Not to point out the obvious, but those in the “office” sell paper. Get it? The paper clearly represents the written word, a nod to the Protestant Reformation and the mass production of Bibles in the language of the people.

Thus The Office is a metaphor for American evangelicalism. The leader of the “office” is a guy who wears a suit, much like your average evangelical pastor. The “employees” have diverse gifts and backgrounds, as 1 Corinthians 12 describes. They are supposed to work together (see Ephesians 4), but of course this is a challenge as it is in any church—oops, I mean “office.”

And the reason they have such strained relationships, as the Bible tells us, is the Fall. This goes back to the creation account once again, in which sin entered the world and made our relationships a mess. Even as believers, we struggle with our relationships to one another and even to God. And as The Office so profoundly illustrates, we even make the distribution of God’s word merely a means to make a buck. Yes, we do need a new Reformation! Thank you, Office, for this clarion call.

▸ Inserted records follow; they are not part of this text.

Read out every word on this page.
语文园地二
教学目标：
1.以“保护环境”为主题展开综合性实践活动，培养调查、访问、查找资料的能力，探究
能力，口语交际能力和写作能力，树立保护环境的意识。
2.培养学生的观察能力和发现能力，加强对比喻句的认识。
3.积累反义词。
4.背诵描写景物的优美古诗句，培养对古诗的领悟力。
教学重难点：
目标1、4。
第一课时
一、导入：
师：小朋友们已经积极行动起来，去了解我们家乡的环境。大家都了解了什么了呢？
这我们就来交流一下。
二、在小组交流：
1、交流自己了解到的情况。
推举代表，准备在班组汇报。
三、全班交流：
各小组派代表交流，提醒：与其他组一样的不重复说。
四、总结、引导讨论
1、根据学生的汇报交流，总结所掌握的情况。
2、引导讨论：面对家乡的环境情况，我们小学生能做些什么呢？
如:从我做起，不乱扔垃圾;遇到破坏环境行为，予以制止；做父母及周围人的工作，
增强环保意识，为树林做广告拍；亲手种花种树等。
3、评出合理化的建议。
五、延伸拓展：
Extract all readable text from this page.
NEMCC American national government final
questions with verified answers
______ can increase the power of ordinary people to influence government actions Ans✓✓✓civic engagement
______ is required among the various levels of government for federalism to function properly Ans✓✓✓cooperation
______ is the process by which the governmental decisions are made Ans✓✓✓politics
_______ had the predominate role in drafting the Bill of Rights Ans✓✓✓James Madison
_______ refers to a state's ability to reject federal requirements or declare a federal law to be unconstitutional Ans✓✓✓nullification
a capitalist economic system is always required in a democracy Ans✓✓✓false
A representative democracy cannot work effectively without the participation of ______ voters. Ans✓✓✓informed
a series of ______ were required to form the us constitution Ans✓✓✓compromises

It’s exciting that a show of such striking religious commentary made it onto the air.

1 comment:

Jeff said...

Insightful post, Ken. Don't forget that in the first few season's of The Office, the plot was driven by the constant threat of downsizing, and the goofiness that occured as a result of the "manager's" attempts to motivate the "employees" in an attempt to stay relevant.

commentary on the decline of evangelicalism?